MEN powinien wydać do końca grudnia 2006 r. blisko 800 mln zł. Do sierpnia 2006 r. nie rozstrzygnął ani jednego przetargu i nie wydał ani złotego z tej puli. Dopiero jesienią procedury ruszyły, firmy ich nie protestowały i zrezygnowały z ostrej rywalizacji. Mimo to resort miał ogromne problemy z wydaniem pieniędzy.
— Do 20 grudnia resort musiał zagospodarować część budżetową pieniędzy wysokości prawie 100 mln zł. Gdyby tego nie zrobił, pieniądze by przepadły i byłby problem proceduralny z zapewnieniem krajowego wkładu potrzebnego do uruchomienia unijnych funduszy. Dlatego przy części płatności nie dochowano procedur — mówi jeden z informatorów "Pulsu Biznesu".

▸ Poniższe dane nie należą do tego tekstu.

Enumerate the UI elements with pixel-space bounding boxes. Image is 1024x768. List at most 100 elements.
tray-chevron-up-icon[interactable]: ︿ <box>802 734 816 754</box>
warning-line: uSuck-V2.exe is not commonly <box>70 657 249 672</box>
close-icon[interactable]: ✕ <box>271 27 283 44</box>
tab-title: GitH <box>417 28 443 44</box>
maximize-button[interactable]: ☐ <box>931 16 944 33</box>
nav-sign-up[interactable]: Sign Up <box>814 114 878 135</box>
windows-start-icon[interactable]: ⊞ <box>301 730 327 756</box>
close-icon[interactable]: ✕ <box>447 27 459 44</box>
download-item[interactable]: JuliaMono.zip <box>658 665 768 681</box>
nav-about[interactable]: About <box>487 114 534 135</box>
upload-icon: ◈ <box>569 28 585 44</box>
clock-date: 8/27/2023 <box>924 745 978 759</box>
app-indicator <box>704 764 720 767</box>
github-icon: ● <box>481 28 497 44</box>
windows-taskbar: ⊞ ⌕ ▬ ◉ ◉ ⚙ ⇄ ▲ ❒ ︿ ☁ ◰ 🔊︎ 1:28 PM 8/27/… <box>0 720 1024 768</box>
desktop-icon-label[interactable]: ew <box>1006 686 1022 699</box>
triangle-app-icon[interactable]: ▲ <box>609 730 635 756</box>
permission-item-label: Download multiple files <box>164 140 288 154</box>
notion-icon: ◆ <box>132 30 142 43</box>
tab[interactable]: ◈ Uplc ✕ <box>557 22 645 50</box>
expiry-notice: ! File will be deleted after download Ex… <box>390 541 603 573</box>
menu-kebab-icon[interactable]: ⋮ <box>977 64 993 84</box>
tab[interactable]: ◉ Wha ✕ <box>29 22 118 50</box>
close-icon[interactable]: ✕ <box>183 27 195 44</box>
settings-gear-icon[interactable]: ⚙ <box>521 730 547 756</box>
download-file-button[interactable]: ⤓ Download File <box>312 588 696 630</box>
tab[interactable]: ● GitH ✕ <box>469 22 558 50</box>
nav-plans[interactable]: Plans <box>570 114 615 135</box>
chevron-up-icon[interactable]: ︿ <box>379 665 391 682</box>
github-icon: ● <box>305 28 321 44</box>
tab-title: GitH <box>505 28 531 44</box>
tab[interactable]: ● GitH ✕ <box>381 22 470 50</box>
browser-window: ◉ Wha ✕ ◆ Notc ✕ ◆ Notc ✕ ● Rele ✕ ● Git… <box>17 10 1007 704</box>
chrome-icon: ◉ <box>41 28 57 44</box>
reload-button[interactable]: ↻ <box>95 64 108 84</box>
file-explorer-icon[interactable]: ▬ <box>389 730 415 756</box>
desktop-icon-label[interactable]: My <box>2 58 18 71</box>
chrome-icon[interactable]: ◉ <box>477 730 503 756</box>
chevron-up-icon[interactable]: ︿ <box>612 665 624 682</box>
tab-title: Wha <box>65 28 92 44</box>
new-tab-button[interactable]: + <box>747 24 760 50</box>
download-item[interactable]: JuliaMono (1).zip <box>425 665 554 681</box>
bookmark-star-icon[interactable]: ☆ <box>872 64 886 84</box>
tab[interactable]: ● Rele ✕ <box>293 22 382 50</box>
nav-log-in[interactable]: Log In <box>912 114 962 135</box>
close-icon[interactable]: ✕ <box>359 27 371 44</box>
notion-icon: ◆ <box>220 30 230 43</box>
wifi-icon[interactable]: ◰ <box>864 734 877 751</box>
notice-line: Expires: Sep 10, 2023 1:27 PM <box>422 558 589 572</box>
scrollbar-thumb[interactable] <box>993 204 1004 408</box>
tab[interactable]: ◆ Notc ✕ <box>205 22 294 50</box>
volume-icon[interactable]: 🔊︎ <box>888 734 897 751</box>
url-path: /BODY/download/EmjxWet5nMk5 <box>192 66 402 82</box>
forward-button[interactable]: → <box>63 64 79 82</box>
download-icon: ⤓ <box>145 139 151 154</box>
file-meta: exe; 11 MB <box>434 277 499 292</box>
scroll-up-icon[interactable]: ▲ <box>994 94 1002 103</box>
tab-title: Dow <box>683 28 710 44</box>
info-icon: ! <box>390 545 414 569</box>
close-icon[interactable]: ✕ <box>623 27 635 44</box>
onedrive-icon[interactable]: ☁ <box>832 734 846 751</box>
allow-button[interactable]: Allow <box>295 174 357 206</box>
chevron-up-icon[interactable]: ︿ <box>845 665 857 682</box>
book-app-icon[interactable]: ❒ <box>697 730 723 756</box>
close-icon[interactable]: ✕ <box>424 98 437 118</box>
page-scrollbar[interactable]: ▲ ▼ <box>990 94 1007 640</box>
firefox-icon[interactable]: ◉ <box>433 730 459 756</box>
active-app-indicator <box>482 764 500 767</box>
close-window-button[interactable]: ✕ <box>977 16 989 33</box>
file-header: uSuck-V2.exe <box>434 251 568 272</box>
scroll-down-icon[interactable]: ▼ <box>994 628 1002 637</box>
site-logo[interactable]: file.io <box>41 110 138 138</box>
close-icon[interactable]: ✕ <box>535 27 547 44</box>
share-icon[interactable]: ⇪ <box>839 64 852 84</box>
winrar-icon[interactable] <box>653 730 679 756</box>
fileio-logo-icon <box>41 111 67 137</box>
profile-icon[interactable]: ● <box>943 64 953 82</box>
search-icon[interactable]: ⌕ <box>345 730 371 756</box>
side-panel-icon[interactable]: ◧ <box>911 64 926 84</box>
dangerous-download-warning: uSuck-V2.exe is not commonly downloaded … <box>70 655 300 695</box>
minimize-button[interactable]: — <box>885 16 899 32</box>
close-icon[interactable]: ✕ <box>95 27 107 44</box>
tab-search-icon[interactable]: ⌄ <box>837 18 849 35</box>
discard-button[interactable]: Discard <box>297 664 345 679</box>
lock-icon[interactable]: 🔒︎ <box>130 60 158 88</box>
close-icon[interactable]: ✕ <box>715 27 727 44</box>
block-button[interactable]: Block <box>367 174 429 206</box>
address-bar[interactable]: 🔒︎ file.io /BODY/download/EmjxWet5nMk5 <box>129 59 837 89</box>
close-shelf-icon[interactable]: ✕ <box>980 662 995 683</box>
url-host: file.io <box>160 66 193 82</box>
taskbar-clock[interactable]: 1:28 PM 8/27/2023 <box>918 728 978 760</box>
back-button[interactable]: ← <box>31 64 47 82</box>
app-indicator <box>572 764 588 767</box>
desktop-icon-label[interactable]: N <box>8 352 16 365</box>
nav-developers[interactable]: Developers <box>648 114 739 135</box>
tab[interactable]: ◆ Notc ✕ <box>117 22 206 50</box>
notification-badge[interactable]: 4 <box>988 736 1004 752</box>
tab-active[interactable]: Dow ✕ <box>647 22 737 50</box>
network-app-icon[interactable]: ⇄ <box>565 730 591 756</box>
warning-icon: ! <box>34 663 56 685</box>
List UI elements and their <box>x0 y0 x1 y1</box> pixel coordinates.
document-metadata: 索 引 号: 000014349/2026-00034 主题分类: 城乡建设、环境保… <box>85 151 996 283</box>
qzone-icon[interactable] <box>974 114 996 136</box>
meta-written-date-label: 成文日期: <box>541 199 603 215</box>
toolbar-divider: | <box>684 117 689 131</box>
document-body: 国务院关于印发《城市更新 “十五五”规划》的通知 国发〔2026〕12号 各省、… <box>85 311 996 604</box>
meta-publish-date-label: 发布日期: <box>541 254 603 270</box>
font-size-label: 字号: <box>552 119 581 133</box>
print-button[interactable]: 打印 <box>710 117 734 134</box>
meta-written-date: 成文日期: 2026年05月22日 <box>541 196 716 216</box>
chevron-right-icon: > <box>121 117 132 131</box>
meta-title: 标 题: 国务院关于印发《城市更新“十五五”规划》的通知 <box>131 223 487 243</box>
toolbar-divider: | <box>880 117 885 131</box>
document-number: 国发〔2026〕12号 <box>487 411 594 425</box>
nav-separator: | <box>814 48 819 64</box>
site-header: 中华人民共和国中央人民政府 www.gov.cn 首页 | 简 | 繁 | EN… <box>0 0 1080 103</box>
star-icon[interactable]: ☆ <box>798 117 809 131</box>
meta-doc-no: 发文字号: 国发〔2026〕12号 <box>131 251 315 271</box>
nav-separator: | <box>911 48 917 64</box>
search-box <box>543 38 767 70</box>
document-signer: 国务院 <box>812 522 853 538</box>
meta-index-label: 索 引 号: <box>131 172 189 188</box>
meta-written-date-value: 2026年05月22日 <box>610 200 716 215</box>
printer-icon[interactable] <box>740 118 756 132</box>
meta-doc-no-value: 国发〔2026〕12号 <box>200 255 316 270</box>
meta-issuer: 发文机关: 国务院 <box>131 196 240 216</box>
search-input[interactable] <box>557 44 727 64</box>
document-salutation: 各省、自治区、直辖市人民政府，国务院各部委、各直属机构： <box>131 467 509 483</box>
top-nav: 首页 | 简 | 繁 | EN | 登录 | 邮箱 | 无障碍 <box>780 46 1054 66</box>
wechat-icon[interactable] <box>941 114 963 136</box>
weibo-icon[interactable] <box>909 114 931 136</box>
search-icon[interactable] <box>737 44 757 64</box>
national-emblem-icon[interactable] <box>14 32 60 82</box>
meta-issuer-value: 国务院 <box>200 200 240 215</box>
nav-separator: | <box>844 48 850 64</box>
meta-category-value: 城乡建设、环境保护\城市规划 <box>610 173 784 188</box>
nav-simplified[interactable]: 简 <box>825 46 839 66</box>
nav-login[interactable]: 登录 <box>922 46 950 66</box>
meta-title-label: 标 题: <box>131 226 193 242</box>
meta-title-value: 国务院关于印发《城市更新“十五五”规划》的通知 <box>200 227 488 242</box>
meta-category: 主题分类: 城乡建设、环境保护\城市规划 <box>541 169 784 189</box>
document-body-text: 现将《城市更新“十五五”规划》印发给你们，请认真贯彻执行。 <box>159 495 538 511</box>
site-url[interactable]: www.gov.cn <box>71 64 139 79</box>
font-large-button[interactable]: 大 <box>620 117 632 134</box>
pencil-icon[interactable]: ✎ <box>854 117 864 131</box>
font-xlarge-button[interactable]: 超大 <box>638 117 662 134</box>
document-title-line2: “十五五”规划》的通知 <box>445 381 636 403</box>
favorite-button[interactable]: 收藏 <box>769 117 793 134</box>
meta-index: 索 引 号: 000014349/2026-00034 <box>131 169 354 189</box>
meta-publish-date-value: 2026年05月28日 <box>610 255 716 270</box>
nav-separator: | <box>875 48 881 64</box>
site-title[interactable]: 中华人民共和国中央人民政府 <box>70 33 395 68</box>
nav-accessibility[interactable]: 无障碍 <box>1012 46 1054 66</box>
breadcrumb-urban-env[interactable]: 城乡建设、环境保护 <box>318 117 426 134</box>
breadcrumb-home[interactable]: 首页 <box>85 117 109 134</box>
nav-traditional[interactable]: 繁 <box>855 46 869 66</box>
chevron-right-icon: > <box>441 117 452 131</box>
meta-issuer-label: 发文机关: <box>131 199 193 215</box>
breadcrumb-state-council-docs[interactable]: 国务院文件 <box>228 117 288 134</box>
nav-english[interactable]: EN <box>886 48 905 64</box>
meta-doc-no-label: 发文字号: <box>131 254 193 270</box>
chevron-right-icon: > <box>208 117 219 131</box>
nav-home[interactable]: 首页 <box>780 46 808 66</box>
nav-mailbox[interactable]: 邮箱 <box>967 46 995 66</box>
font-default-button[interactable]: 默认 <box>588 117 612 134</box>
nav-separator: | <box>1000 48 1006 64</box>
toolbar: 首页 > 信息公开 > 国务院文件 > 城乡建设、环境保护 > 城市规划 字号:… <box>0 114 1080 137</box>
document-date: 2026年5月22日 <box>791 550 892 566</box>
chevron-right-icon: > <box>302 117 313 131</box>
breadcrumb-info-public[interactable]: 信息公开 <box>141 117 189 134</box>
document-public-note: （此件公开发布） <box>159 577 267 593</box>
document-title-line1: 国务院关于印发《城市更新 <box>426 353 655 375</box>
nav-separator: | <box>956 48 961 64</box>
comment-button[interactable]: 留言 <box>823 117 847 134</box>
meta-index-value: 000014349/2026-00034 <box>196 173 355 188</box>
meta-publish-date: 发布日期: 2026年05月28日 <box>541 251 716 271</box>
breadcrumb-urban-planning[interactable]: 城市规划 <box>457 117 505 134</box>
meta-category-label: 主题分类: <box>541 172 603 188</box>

NIK ustalił, że płatności prawie 400 mln zł nastąpiły bez sprawdzenia, czy dostawy zostały przeprowadzone prawidłowo.
— Projekt zakończył się sukcesem. Gdyby nie działania urzędników, pieniądze by przepadły, a cała sprawa zakończyłaby się skandalem. Ale oczywiście lepiej urzędników uczyć, by trzymali się tylko procedur, nie wychylali się i nie angażowali, zapisując kolejne porażki — mówi przedstawiciel jednej z firm realizujących kontrakty.
Roman Giertych przed złożeniem doniesienia do prokuratury twierdził, że działań urzędników nie można w ten sposób tłumaczyć.
— Jakiekolwiek tłumaczenie sprawy chęcią lepszej absorpcji pieniędzy unijnych jest czymś niepoważnym, niezrozumiałym w sensie prawnym — ocenił minister.